William's breathing was short, his hands tight on hers, and in the midst of the pleasure he was sparking as he trailed kisses down toward her collarbone, Alice quite lost all sense of what she was doing.
Honestly, how could she maintain it? The man certainly seemed to know what he was doing. Tendrils of temptation were twisting through her.
"But I mustn't," William said, panting as he drew back and fixed her with a devoted yet regretful look. "I... I mustn't."
And just like that, Alice realized she had entirely underestimated William Chance, Duke of Cothrom.
It was not that he did not wish to do the delicious things. It was that he desperately wished to and would not permit himself to.
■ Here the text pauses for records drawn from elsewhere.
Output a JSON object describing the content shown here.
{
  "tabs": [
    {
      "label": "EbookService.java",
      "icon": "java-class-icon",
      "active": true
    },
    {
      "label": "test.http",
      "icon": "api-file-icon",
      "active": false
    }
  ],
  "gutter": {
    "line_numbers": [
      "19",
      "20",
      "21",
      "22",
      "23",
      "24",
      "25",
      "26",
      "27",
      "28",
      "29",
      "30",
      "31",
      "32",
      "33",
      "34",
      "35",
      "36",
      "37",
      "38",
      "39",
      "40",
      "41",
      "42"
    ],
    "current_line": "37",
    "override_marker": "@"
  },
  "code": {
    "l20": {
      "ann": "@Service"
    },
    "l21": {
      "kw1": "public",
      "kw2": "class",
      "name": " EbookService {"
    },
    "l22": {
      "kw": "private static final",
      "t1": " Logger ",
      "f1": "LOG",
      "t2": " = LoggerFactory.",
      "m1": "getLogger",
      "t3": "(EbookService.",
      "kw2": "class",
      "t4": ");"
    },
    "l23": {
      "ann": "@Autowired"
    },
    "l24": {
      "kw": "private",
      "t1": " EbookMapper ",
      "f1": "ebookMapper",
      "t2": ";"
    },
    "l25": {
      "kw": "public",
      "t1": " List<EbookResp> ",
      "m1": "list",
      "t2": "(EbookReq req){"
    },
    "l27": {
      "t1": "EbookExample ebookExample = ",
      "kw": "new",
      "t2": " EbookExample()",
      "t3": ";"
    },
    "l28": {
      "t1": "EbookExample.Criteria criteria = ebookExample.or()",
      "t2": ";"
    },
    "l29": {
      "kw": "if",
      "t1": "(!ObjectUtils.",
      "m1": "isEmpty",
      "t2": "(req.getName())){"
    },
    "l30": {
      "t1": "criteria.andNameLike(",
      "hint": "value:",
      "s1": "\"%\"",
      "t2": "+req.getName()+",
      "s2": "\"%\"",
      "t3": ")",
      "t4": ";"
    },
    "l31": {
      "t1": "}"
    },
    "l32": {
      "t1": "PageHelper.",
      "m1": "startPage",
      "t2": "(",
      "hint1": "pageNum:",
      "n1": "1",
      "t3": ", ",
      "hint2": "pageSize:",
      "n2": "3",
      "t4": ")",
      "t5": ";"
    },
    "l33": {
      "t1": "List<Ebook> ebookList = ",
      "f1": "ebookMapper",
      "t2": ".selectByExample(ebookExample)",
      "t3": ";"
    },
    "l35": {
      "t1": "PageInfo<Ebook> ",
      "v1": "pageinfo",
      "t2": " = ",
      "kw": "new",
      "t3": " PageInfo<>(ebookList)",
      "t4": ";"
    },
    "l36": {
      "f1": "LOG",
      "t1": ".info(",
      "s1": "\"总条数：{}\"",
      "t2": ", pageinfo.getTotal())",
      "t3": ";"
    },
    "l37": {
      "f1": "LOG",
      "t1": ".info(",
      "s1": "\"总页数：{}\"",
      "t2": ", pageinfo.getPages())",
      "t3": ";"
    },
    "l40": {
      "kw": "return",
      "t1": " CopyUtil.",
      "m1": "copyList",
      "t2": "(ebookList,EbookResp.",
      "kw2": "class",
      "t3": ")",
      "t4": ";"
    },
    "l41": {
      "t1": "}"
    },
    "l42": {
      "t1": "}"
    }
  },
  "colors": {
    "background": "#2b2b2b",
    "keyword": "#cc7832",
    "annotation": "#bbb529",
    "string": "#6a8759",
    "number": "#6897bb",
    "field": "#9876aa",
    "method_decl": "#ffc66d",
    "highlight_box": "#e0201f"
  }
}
The man was full of passion, yet his strength of character did not permit him to let himself go.
Now that was interesting.
"Do it again."
She had not intended to say those words. It was not part of her plan for to ensure William truly would marry her by way of this type of seduction. But she wanted him. She wanted his lips upon her skin, his warmth, his presence, the feel of him pressed up against her, losing control. What did it matter if a consequence of their shared pleasure was to bind him even more strongly to her?
"I mustn't," William said quietly, though he kept a hold of her hands. "I... well, I desire you very much, Alice, and I... if I give into such longing—"
"I don't mind," said Alice quickly, thinking rapidly. Yes, that would be an excellent way to ensure their marriage. And besides, if that little taster was anything to go by, she would very much enjoy being bedded by the Duke of Cothrom.
William's smile was roguish, just for a moment. "But I do. Alice, I want our first time to be special. Don't you?"
Alice tried to return the smile. First time. Ah. "Of course. In... in that case, shall we go for our walk?"
Taking a deep breath, and apparently gathering the strength to let go of her, William released her hands and rose. The mask came back down, and he was William Chance, impeccable model of propriety once more.
"I think that is an excellent idea, Miss Fox-Edwards," he said, offering an arm. "In public. Where we cannot—where I cannot—be tempted."